Psychobiology of Emotion
Right in the beginning of this unit we extensively discussed the concept of conditioning. The procedures of classical and instrumental conditioning create multiple representations of the value of the stimuli in the brain. Motivational and emotional states are determined by the assessment of this value. Nucleus accumbens mediates the motivational effect of emotionally significant stimuli. Amygdala plays significant role in human emotional responses. Conditioning studies of emotional responses have examined freezing and fear-potentiated startle in rats. Freezing is considered a species-specific response to threat that makes the animal motionless. In fear-potentiated startle the presence of threat stimuli increases startle reflex. Central nucleus and basolateral amygdala (BLA) are the two functional units of amygdala that regulates emotional processes. BLA has reciprocal projections with polysensory neocortex and frontal lobe. It projects to the ventral striatum and the central nucleus. BLA is supposed to store the association that allows CS to retrieve the affective or motivational value of the US. This, in turn, controls central nucleus, hypothalamus, midbrain and brainstem to induce affective response. Freezing and fear-potentiated startle are examples of such affective response.

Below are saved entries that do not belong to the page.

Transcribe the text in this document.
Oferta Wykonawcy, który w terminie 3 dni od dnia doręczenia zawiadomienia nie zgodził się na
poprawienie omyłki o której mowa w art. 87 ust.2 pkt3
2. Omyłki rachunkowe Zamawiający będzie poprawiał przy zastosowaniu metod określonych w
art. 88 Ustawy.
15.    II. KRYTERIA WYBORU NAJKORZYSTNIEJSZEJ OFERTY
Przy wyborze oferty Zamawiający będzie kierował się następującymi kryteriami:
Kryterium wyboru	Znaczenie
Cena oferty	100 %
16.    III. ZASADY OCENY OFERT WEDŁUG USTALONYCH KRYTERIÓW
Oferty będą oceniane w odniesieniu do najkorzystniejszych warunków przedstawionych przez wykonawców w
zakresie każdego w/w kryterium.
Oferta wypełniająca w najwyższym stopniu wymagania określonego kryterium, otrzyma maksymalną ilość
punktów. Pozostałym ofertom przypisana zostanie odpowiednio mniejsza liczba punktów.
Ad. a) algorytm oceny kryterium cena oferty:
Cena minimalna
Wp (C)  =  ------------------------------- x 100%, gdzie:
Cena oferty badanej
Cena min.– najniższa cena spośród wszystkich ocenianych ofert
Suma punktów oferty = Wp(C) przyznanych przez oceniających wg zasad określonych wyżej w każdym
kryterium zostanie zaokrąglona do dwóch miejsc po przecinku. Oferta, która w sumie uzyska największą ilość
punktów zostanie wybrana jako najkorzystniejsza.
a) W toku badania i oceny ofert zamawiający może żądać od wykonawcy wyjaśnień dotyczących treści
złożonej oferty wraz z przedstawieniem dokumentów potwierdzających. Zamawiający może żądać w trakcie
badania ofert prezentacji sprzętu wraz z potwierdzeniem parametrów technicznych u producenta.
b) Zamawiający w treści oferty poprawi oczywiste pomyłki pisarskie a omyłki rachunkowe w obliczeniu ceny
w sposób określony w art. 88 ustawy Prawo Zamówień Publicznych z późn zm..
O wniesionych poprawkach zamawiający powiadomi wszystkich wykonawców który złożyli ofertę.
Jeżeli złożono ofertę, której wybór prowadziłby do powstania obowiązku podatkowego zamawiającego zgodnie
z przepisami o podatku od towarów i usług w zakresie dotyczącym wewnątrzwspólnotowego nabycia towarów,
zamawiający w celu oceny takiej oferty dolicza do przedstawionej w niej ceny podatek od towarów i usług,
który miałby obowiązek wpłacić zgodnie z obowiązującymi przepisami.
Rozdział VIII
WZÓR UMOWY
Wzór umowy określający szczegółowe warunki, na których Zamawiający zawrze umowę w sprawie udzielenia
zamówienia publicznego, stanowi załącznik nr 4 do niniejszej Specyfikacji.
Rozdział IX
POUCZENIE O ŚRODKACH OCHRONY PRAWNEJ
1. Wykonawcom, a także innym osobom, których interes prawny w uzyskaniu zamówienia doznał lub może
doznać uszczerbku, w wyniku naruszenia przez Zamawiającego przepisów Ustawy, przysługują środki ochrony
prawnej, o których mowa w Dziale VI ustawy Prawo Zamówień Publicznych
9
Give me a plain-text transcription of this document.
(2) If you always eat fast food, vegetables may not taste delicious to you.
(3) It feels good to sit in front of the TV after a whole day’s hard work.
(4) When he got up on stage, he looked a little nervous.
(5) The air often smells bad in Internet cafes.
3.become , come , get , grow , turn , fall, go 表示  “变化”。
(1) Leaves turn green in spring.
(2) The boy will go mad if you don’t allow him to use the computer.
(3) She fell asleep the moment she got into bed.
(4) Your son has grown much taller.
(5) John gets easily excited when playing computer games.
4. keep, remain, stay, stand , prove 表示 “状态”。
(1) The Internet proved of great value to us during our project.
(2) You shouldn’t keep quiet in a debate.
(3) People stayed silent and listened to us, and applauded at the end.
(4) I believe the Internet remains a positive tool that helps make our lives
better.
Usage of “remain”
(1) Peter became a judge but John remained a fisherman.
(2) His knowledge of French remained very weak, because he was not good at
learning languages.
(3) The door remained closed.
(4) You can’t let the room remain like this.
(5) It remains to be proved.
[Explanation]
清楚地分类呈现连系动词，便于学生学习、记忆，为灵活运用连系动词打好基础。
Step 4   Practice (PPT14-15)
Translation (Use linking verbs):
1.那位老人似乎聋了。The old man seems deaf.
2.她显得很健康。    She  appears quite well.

Brain damage and lesion studies also confirm these findings. A lesion of central nucleus impairs freezing conditioning. Damage to amygdala in human beings increases the threshold of perception and expression of emotion. Lesions in amygdala adversely affect emotional learning and memory of emotional events. Human beings with damaged orbito-frontal cortex damage resemble those with amygdala-lesion. They have impairment of reactions to emotional stimuli and decision making.